- Genre: Drama
- Based on: Crime and Punishment by Fyodor Dostoevsky
- Written by: David Stevens
- Directed by: Joseph Sargent
- Starring: Patrick Dempsey Julie Delpy Ben Kingsley
- Music by: Stanislas Syrewicz
- Country of origin: United States
- Original language: English

Production
- Executive producer: Robert Halmi
- Producers: Howard Ellis Joseph Sargent
- Production location: Budapest
- Cinematography: Elemér Ragályi
- Editor: Ian Farr
- Running time: 120 minutes
- Production companies: Hallmark Entertainment NBC Studios

Original release
- Network: NBC
- Release: October 11, 1998

= Crime and Punishment (1998 film) =

Crime and Punishment is a 1998 American made-for-television drama film directed by Joseph Sargent and based on the 1866 novel by Fyodor Dostoyevsky.
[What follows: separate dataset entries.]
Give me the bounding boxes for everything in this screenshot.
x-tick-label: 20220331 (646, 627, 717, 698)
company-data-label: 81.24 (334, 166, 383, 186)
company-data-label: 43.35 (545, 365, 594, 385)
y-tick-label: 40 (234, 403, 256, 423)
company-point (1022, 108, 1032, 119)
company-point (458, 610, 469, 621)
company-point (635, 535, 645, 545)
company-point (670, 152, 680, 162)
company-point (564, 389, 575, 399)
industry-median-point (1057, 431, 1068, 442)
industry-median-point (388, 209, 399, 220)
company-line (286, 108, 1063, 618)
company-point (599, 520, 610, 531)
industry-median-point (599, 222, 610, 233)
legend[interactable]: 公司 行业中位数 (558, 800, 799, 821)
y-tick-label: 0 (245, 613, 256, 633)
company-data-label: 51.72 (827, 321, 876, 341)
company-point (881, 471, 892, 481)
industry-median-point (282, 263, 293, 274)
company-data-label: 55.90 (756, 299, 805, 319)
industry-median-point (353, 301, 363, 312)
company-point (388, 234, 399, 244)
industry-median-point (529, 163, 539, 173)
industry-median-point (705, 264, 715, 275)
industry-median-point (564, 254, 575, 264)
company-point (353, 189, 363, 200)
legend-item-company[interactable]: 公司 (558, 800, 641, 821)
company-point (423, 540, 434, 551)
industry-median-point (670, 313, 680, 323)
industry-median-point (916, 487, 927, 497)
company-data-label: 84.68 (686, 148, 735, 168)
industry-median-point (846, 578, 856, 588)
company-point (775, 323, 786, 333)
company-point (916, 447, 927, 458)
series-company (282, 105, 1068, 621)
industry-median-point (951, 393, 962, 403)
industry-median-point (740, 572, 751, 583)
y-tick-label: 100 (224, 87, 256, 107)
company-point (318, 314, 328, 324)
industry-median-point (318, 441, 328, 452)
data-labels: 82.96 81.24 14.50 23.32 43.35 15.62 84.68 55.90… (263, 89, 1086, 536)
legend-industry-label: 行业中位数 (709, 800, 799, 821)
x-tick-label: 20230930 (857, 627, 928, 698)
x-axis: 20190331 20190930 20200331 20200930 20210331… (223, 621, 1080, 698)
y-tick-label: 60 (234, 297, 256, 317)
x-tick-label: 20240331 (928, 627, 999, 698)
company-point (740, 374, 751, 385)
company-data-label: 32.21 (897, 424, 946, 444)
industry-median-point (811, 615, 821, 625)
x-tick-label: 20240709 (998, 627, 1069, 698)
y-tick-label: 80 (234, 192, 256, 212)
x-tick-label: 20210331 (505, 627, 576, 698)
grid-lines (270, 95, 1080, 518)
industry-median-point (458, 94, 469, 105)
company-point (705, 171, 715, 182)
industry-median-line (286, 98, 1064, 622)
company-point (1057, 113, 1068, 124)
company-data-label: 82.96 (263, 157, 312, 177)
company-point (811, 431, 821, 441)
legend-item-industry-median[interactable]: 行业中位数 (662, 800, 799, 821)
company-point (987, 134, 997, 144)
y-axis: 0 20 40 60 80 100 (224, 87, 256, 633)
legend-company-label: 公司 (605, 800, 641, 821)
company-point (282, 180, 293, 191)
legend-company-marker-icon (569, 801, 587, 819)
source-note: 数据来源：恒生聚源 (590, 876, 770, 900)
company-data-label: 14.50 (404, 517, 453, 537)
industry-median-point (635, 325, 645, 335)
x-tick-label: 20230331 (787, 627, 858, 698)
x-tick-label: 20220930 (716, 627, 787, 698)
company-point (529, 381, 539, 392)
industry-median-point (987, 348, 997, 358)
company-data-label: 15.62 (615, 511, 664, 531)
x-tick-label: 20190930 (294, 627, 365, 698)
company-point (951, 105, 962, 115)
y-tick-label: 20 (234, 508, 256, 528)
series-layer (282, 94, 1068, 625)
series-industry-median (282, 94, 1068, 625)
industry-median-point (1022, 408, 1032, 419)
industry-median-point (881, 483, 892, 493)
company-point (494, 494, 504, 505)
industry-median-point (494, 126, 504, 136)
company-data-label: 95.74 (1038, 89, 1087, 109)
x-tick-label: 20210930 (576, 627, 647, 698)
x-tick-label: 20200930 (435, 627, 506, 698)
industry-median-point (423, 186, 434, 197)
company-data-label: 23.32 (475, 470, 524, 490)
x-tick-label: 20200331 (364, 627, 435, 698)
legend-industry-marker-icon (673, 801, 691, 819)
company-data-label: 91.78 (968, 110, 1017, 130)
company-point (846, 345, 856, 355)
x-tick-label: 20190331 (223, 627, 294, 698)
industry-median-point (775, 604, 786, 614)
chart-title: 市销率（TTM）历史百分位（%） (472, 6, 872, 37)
It stars Patrick Dempsey and Ben Kingsley.

==Plot==
A man is haunted by a murder he committed.

==Cast==
- Patrick Dempsey as Rodya Raskolnikov
- Ben Kingsley as Porfiry Petrovich
- Julie Delpy as Sonia Marmeladova
- Eddie Marsan as Dimitri Prokofyich
- Lili Horváth as Dounia Raskolnikova
- Richard Bremmer as Arkady Ivanovich
- Penny Downie as Katerina Marmeladova
- Maria Charles as Alena Ivanova
- Zoltán Gera as Praskovya Zarnitsyna

==Production==
Filming took place in Budapest, Hungary.

==Release==
===Home media===
The film was recut from 120 to 87 minutes in some European DVD releases (France, Spain).